Saemtliche Dramen
Erster Akt
1 . Szene
(Einige Patrizier, darunter ein sehr alter, stehen in einem Saal des Palastes zusammen. Sie wirken nervös.)
ERSTER PATRIZIER
Immer noch nichts.
DER ALTE PATRIZIER
Morgens nichts, abends nichts.
ZWEITER PATRIZIER
Seit drei Tagen nichts.
DER ALTE PATRIZIER
Die Boten reiten davon, die Boten kehren zurück. Sie schütteln den Kopf und sagen: «Nichts.»
ZWEITER PATRIZIER
Die ganze Umgebung wurde abgesucht, alles umsonst.
ERSTER PATRIZIER
Warum sorgen wir uns im Voraus?

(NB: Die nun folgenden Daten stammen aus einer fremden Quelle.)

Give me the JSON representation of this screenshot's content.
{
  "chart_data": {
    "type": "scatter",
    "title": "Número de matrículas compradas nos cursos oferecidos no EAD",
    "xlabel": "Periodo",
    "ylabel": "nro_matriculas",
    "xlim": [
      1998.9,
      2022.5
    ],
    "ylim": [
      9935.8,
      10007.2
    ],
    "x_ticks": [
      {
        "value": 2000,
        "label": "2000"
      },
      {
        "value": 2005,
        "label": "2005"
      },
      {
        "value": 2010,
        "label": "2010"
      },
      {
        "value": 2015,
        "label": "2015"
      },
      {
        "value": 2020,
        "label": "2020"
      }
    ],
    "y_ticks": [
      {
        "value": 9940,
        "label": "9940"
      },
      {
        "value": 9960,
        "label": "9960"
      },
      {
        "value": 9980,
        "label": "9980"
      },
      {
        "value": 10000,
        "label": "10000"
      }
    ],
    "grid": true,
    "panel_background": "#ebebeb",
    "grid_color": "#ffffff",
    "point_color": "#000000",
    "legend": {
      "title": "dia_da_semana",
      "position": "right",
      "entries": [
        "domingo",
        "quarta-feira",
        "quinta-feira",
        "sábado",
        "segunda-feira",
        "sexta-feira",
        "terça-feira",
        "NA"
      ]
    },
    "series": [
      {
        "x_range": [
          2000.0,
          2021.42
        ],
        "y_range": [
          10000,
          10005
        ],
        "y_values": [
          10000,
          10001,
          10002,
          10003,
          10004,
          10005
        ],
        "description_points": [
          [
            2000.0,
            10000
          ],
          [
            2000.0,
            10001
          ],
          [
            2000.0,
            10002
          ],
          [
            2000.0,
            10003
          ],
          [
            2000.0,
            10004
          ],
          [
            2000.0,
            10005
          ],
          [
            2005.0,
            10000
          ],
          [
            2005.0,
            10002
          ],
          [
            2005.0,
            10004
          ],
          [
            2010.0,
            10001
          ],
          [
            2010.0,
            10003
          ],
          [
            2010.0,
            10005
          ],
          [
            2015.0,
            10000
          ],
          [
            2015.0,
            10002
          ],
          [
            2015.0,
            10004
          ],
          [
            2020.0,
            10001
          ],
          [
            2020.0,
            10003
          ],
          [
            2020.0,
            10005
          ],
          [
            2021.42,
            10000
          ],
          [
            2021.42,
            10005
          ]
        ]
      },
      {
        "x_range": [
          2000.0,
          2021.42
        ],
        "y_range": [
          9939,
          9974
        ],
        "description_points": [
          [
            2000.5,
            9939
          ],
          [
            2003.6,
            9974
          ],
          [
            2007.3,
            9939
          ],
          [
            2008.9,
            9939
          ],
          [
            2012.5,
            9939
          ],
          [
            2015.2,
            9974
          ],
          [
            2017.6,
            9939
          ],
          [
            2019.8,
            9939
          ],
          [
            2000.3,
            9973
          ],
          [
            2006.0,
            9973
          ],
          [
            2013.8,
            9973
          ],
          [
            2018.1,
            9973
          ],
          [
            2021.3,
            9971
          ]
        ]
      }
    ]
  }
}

Warten wir ab. Vielleicht kommt er, wie er gegangen ist.
DER ALTE PATRIZIER
Ich habe ihn aus dem Palast gehen sehen. Er hatte einen seltsamen Blick.
ERSTER PATRIZIER
Ich war auch da und habe ihn gefragt, was mit ihm sei.
ZWEITER PATRIZIER
Hat er geantwortet?
ERSTER PATRIZIER
Ein einziges Wort: «Nichts.»
(Pause. HELICON tritt ein, Zwiebeln essend.)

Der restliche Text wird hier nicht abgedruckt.